Script to identify markers in tsv files violating hardy-weinberg equilibrium and filter them:

perl determine_HWE_filter_markers.pl ancestry-par1 ancestry-par2 bonferonni_pval_thresh path_to:transpose_nameout.pl

Writes a file named infile_deviating_markers with deviating markers from HWE, and filtered ancestry tsv files: ancestry-par1_HWE.tsv ancestry-par2_HWE.tsv


Script for filtering genotypes file of redundant columns. The number in the command line corresponds to the number of markers that can differ between adjacent columns for the column to be retained:

perl filter_identical_columns_threshold.pl genotypes_file num_markers_differentiation path_to:transpose_nameout.pl

Writes an output file with genotypes_file.identicalfilter.txt. Note: columns that differ by NAs are treated as different from the previous column


Script for grepping a list from a separate file with an option to use grep -w or regular grep

perl grep_list.pl select_list file_to_grep_from outfile_name grep_w_1_or_0


Similar script but automatically retains header line:

perl grep_list_keep_header.pl select_list file_to_grep_from outfile_name grep_w_1_or_0


Alternately, exclude a list from a file:

perl grep_v_list.pl list_to_grep_v focal_file outfile_name grepw_0_1


Takes a list of files, reads all of their entries, and writes out a combined file with duplicate lines removed:

perl combine_lines_remove_duplicates_list.pl list_of_files outfile_name


Filter a genotypes file based on an allowed proportion of missing markers. Depends on the script transpose_nameout.pl which is on Sherlock in /home/groups/schumer/shared_bin/Lab_shared_scripts

perl filter_missing_markers_genotypes_file_thresh_v2.pl infile_genotypes path_to:transpose_nameout.pl prop_missing_allowed

Writes out an outfile named infile_genotypes_filtered_at_thresh


Merge files based shared values in two columns.
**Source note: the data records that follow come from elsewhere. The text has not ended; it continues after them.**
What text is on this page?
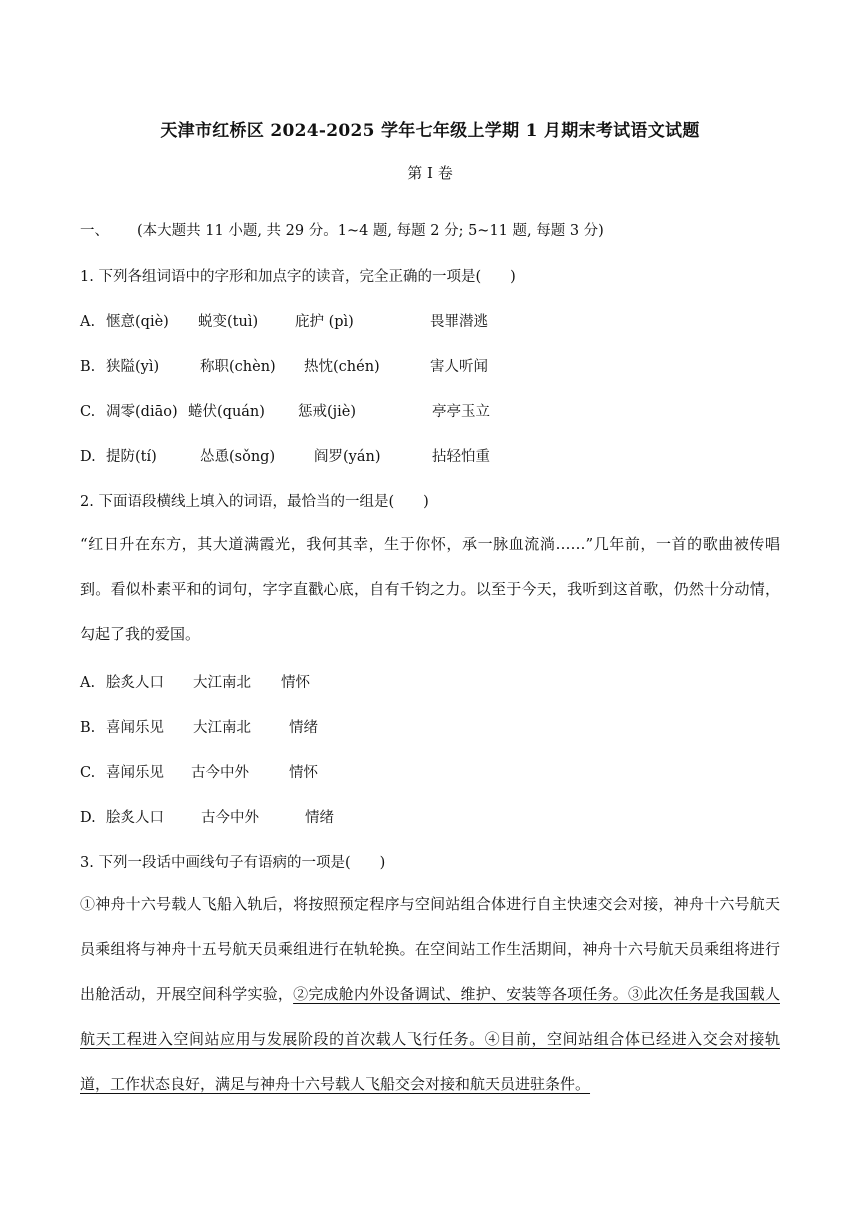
天津市红桥区 2024-2025 学年七年级上学期 1 月期末考试语文试题
第 I 卷
一、 (本大题共 11 小题, 共 29 分。1~4 题, 每题 2 分; 5~11 题, 每题 3 分)
1. 下列各组词语中的字形和加点字的读音，完全正确的一项是(　　)
A. 惬意(qiè) 蜕变(tuì)	庇护 (pì)	畏罪潜逃
B. 狭隘(yì)	称职(chèn) 热忱(chén)	害人听闻
C. 凋零(diāo) 蜷伏(quán) 惩戒(jiè)	亭亭玉立
D. 提防(tí)	怂恿(sǒng)	阎罗(yán)	拈轻怕重
2. 下面语段横线上填入的词语，最恰当的一组是(　　)
“红日升在东方，其大道满霞光，我何其幸，生于你怀，承一脉血流淌……”几年前，一首的歌曲被传唱到。看似朴素平和的词句，字字直戳心底，自有千钧之力。以至于今天，我听到这首歌，仍然十分动情，勾起了我的爱国。
A. 脍炙人口 大江南北 情怀
B. 喜闻乐见 大江南北	情绪
C. 喜闻乐见 古今中外	情怀
D. 脍炙人口	古今中外	情绪
3. 下列一段话中画线句子有语病的一项是(　　)
①神舟十六号载人飞船入轨后，将按照预定程序与空间站组合体进行自主快速交会对接，神舟十六号航天员乘组将与神舟十五号航天员乘组进行在轨轮换。在空间站工作生活期间，神舟十六号航天员乘组将进行出舱活动，开展空间科学实验，②完成舱内外设备调试、维护、安装等各项任务。③此次任务是我国载人航天工程进入空间站应用与发展阶段的首次载人飞行任务。④目前，空间站组合体已经进入交会对接轨道，工作状态良好，满足与神舟十六号载人飞船交会对接和航天员进驻条件。
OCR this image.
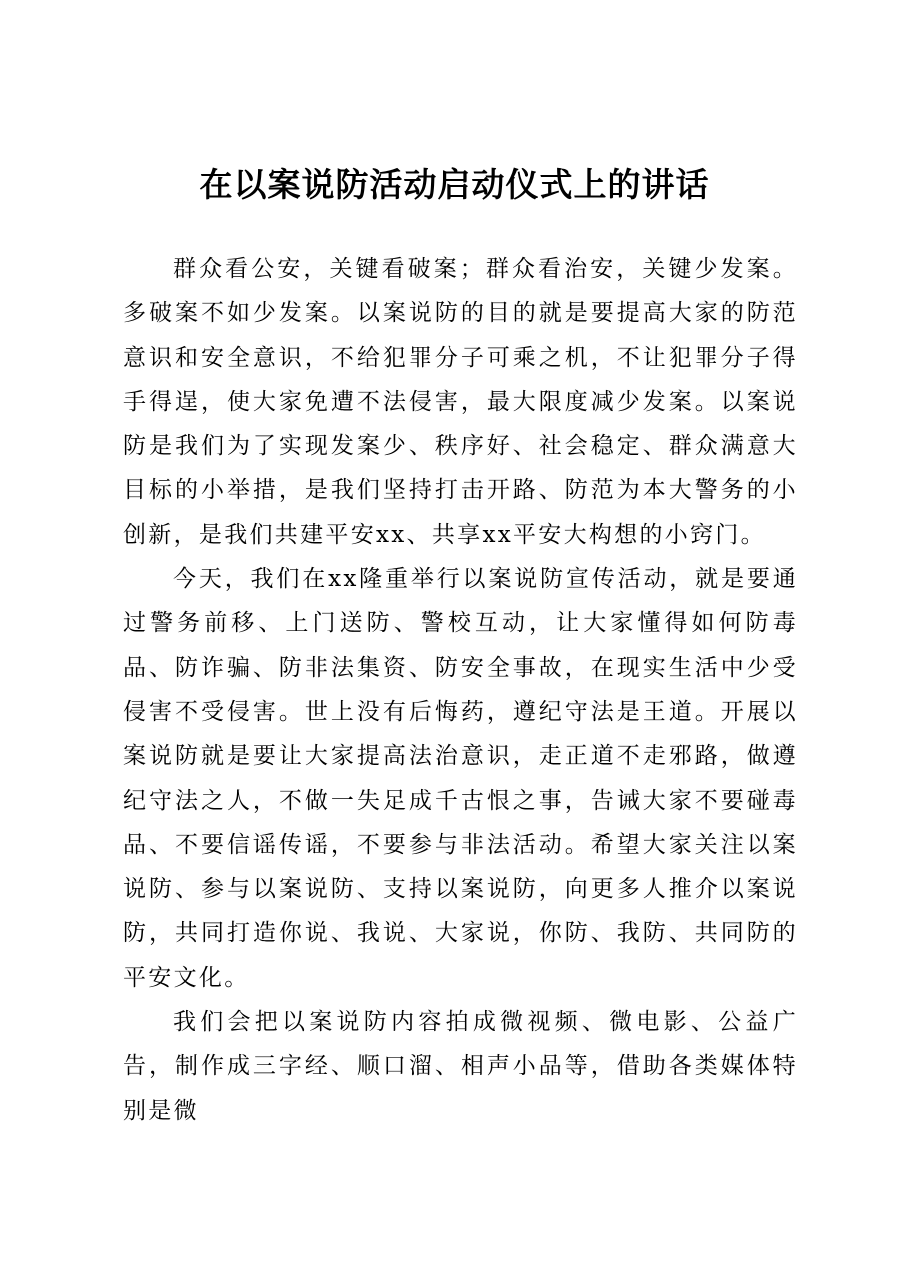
在以案说防活动启动仪式上的讲话

群众看公安，关键看破案；群众看治安，关键少发案。多破案不如少发案。以案说防的目的就是要提高大家的防范意识和安全意识，不给犯罪分子可乘之机，不让犯罪分子得手得逞，使大家免遭不法侵害，最大限度减少发案。以案说防是我们为了实现发案少、秩序好、社会稳定、群众满意大目标的小举措，是我们坚持打击开路、防范为本大警务的小创新，是我们共建平安xx、共享xx平安大构想的小窍门。

今天，我们在xx隆重举行以案说防宣传活动，就是要通过警务前移、上门送防、警校互动，让大家懂得如何防毒品、防诈骗、防非法集资、防安全事故，在现实生活中少受侵害不受侵害。世上没有后悔药，遵纪守法是王道。开展以案说防就是要让大家提高法治意识，走正道不走邪路，做遵纪守法之人，不做一失足成千古恨之事，告诫大家不要碰毒品、不要信谣传谣，不要参与非法活动。希望大家关注以案说防、参与以案说防、支持以案说防，向更多人推介以案说防，共同打造你说、我说、大家说，你防、我防、共同防的平安文化。

我们会把以案说防内容拍成微视频、微电影、公益广告，制作成三字经、顺口溜、相声小品等，借助各类媒体特别是微
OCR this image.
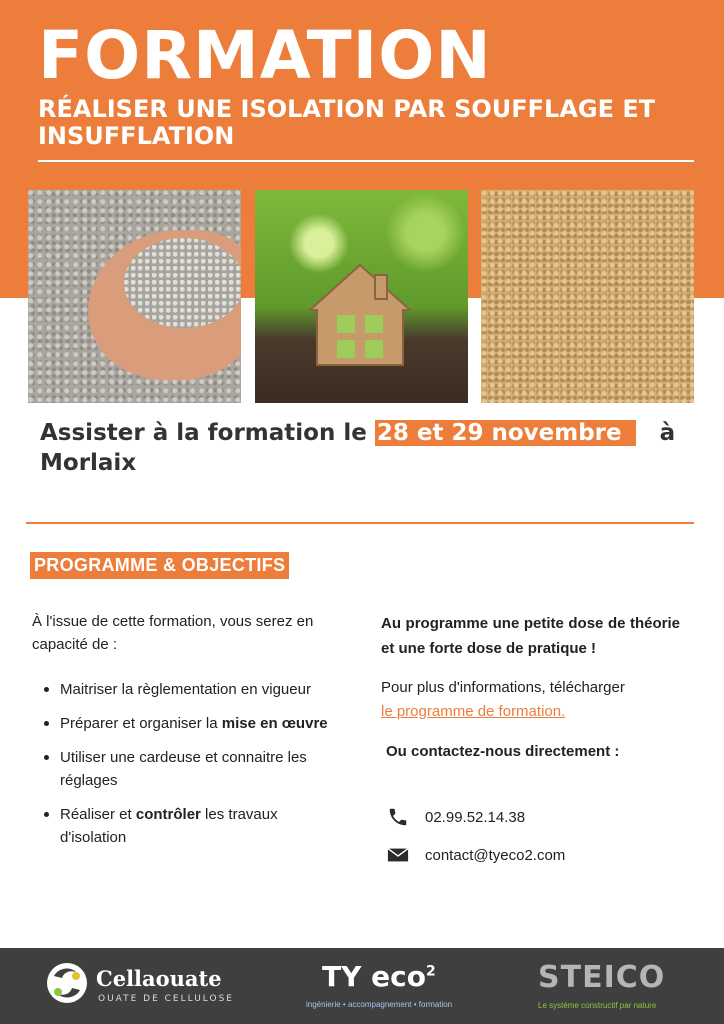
FORMATION
RÉALISER UNE ISOLATION PAR SOUFFLAGE ET INSUFFLATION
Assister à la formation le 28 et 29 novembre à
Morlaix
PROGRAMME & OBJECTIFS

À l'issue de cette formation, vous serez en capacité de :

Maitriser la règlementation en vigueur
Préparer et organiser la mise en œuvre
Utiliser une cardeuse et connaitre les réglages
Réaliser et contrôler les travaux d'isolation

Au programme une petite dose de théorie et une forte dose de pratique !

Pour plus d'informations, télécharger
le programme de formation.

Ou contactez-nous directement :

02.99.52.14.38
contact@tyeco2.com
Cellaouate
OUATE DE CELLULOSE
TY eco$^2$
ingénierie • accompagnement • formation
STEICO
Le système constructif par nature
See FAS scriptome [3] for other merging options based on a single column:

perl merge_files_using_two_columns_sharing_values.pl file1 column1_file1 column2_file1 file2 column1_file2 column2_file2


Subset an MSG genotypes file based on a list of markers. Depends on the script transpose_nameout.pl (on Sherlock /home/groups/schumer/shared_bin)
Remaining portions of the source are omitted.